Na Quarta-feira [de Cinzas], os católicos começam um tempo de exercícios
espirituais a que chamam Quaresma. Começam-no de uma forma, no mínimo,
curiosa: com um dia de jejum (que voltam a replicar na Sexta-Feira
Santa). Ora, um dado muito objetivo é a urgência de as comunidades
católicas reencontrarem o sentido desta prática. Hoje é patente a
necessidade de ressignificar espiritualmente o jejum, e de fazê-lo numa
linguagem compreensível, mas sem dispensá-lo. Só um cristianismo
insípido pode liquidar o jejum como irrelevante ou achar que pode fazer
equivaler a privação do alimento à privação de qualquer bem ou gasto
supérfluo. O que está em causa no jejum é a possibilidade de nos
interrogarmos sobre algo mais fundo: aquilo que nos serve de alimento e a
voracidade sonâmbula com que vivemos. Pois, como lembrava José Augusto
Mourão, «há em nós um desejo de ser ou de viver que nenhum alimento do
mundo pode saciar. O que é desejado em nós não são tanto os objetos de
que parecia termos necessidade mas aquilo que subjaz ao fundo de que
vivemos, o dom da vida». É com isso precisamente que o jejum dialoga.

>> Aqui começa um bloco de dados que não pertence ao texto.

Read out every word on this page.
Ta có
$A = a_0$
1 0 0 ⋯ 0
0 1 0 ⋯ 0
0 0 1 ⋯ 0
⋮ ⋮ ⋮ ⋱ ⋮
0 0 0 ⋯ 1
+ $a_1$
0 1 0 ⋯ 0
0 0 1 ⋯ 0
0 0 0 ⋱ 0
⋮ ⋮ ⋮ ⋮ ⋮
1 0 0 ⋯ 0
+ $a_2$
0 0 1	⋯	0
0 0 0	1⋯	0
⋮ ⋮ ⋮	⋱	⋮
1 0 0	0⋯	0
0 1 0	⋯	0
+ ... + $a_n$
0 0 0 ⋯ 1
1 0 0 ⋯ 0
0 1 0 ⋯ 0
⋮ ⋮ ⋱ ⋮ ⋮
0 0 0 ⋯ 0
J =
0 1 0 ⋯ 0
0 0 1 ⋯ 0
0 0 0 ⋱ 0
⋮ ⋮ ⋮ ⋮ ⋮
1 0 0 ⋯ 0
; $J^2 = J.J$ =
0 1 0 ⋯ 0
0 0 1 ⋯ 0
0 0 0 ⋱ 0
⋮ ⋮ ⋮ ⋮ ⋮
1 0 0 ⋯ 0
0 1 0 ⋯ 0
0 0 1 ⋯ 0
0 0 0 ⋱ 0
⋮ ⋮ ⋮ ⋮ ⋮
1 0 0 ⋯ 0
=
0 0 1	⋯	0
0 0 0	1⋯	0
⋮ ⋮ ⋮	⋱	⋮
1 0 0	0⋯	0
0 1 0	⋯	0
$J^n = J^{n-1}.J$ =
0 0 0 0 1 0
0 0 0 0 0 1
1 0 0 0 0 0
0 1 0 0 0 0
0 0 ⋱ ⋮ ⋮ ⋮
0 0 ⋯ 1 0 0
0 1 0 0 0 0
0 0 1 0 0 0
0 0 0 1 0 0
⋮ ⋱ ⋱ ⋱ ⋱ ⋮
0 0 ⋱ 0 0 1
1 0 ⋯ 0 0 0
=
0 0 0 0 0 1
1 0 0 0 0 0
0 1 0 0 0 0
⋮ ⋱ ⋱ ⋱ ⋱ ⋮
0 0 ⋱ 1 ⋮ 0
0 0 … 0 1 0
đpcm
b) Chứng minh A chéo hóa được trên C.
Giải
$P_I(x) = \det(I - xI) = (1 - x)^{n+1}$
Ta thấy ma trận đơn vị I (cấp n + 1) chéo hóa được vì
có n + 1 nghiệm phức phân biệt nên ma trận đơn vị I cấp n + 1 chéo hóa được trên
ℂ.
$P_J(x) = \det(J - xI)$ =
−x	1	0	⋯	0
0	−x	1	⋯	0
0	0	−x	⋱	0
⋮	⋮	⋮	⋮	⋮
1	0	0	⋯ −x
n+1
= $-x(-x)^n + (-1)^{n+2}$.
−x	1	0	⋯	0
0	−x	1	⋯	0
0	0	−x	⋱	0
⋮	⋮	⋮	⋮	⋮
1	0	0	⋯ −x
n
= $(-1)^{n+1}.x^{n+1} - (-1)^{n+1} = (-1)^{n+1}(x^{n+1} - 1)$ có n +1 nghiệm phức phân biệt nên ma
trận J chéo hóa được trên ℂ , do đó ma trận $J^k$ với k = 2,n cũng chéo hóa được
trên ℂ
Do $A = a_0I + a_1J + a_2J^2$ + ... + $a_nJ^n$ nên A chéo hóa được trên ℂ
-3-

Nos seus traços bíblicos e cristãos, o jejum não é uma simples
desintoxicação da bulimia em que estamos mergulhados, mas um modo, ao
mesmo tempo simbólico e real, de exprimir que o verdadeiro alimento da
nossa vida é outro, está noutra parte. Desta forma, somos chamados a
tomar o jejum como lugar de um reencontro espiritual autêntico — e isto
através de uma aprendizagem da conversão. É na medida em que o crente
aprofunda o amor indefetível de Deus que poderá aceitar o risco e a
exigência de um compromisso assim vital. Na sua simbólica política (que
evidentemente tem, não o esqueçamos), o jejum é também uma contestação
declarada a uma cultura que identifica no consumo a sua promessa de
felicidade e que promove essa procura no modo egocêntrico mais básico. O
jejum é um posicionamento face aos tráficos de desejo que cada um traz
alojados dentro de si. A vida cristã é uma economia de resistência e de
combate. O jejum deve tornar-se um compromisso ativo em vista de uma
transformação das estruturas opressivas de um mundo que, por exemplo, na
sua organização atual patrocina o desfrutamento devorante das fontes do
planeta. O jejum, porém, só encontra a sua legibilidade quando nos
reaproxima dos outros, recolocando-nos a operar num horizonte
comunitário e relançando as nossas competências relacionais. É na medida
em que o crente solidamente ancora a sua prática na relação que poderá
aceder verdadeiramente à significação do jejum: renúncia à atitude
solipsista das várias tipologias de consumo em vista da sobriedade, da
condivisão, da solidariedade e do dom. O jejum tem de inspirar uma nova
qualidade e um novo estilo de relação, afastando-nos quer das práticas
predatórias e suas quotidianas insinuações, quer da indiferença
determinada pela busca obsidiante do proveito próprio. Lembra o monge
português Carlos Maria Antunes, num oportuníssimo livro agora publicado
(«Só o Pobre Se Faz Pão», Paulinas Editora, 2013): «O jejum deixa-nos
indefesos, confrontados com a nossa nudez, libertando-nos da tirania das
máscaras e expondo a pobreza radical que habita cada ser humano. Revela
que a nossa fome não é só de pão e que o nosso desejo mais profundo é
sempre desejo do outro. Ampliando o nosso espaço interior, transforma-se
numa forma singular de hospitalidade, que permite o acolhimento de si
próprio e do outro, na sua mais genuína originalidade e verdade».